What I am seeing is doghouses engineered with high-rise (or space-elevator) tech.

I don't don't dispute that these technology stacks serve a purpose, but I disagree that they serve a purpose in the doghouses that I see being built with them.

We (web developers, both front-end and back-end) spent the last few years in the feast phase of the cycle.

Business doesn't care that the back-end can scale to facebook levels of performance yet resume-driven developers yanked in all these stacks at huge cost to enable that.

Business doesn't care that the front-end can manage 100k individual elements on the page without flickering when the difference between using a VDOM and direct DOM modification results in a <1ms improvement, and yet I see react used for these doghouses.

The free-money run is over for now, and those engineers focusing on the minutiae of development are going to be outperformed by those focusing on business goals.

I say this knowing full-well that I am one of those engineers, so I've tried very hard to move away from deep-delves into the tech stack when they aren't relevant. I mostly do Line-of-Business applications now (biggest client has 10k employees) and...

What I found over the last two years is that almost all of what business actually wants can be done on a single VPS without K8, PaaS, IaC, terraform, lambda/edge workers, git[hub/lab/whatever] runners, AWS/GCP/Azure-specific services, ansible/chef/puppet, etc.

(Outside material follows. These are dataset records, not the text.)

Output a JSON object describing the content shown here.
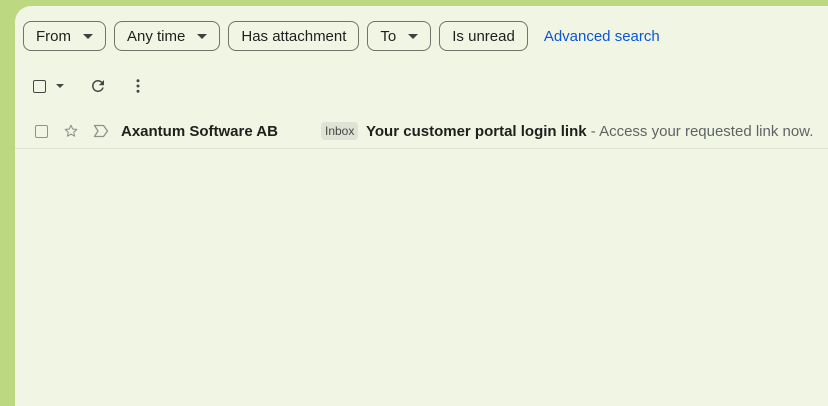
{
  "filters": {
    "chips": [
      {
        "label": "From",
        "has_dropdown": true
      },
      {
        "label": "Any time",
        "has_dropdown": true
      },
      {
        "label": "Has attachment",
        "has_dropdown": false
      },
      {
        "label": "To",
        "has_dropdown": true
      },
      {
        "label": "Is unread",
        "has_dropdown": false
      }
    ],
    "advanced_search_label": "Advanced search"
  },
  "toolbar": {
    "icons": [
      "checkbox-icon",
      "chevron-down-icon",
      "refresh-icon",
      "more-vert-icon"
    ]
  },
  "messages": [
    {
      "sender": "Axantum Software AB",
      "label": "Inbox",
      "subject": "Your customer portal login link",
      "snippet": " - Access your requested link now.",
      "starred": false,
      "unread": true
    }
  ],
  "colors": {
    "frame": "#bcd982",
    "panel": "#f1f5e4",
    "link": "#0b57d0"
  }
}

What I found is that the type of front-end that business wants is mostly AcceptUserInput -> DisplayProcessOutput. Two-way data binding? That's a minority of the UI elements/components. SPA f/end routing, client-side includes? Multiple webcomponents (of various quality) for those exist which can be used directly on the page in question without even stepping into javascript. Writing those webcomponents aren't particularly difficult or time-consuming, and 1) they work without needing a build step, 2) they are easier to debug directly in the browser without 3rd party tools, and 3) They have no dependency on anything other than the vanilla-js implementation.

Now, fine, that approach isn't for every project, but a large number of projects I see don't even have 7k concurrent users, with a few thousand highly granular different business requirements.

I think, now that the good times are over, there is going to be a forced return to Pascal-Cased Functional Requirements: "This is what the software needs to deliver: A, B and C. Why are you spending extra time to implement A, B and C via $FRAMEWORK when the velocity and maintenance burden is higher with $FRAMEWORK?"

Dependencies are by choice. It should be a considered choice. I don't see the trade-offs being made when these dependencies are selected; what I see is "this is the default proceeds to move directly into the highest cognitive burden tool".

I guess what I am saying is that there are too many doghouses being built with space-elevator materials, at space-elevator costs, requiring space-elevator maintenance.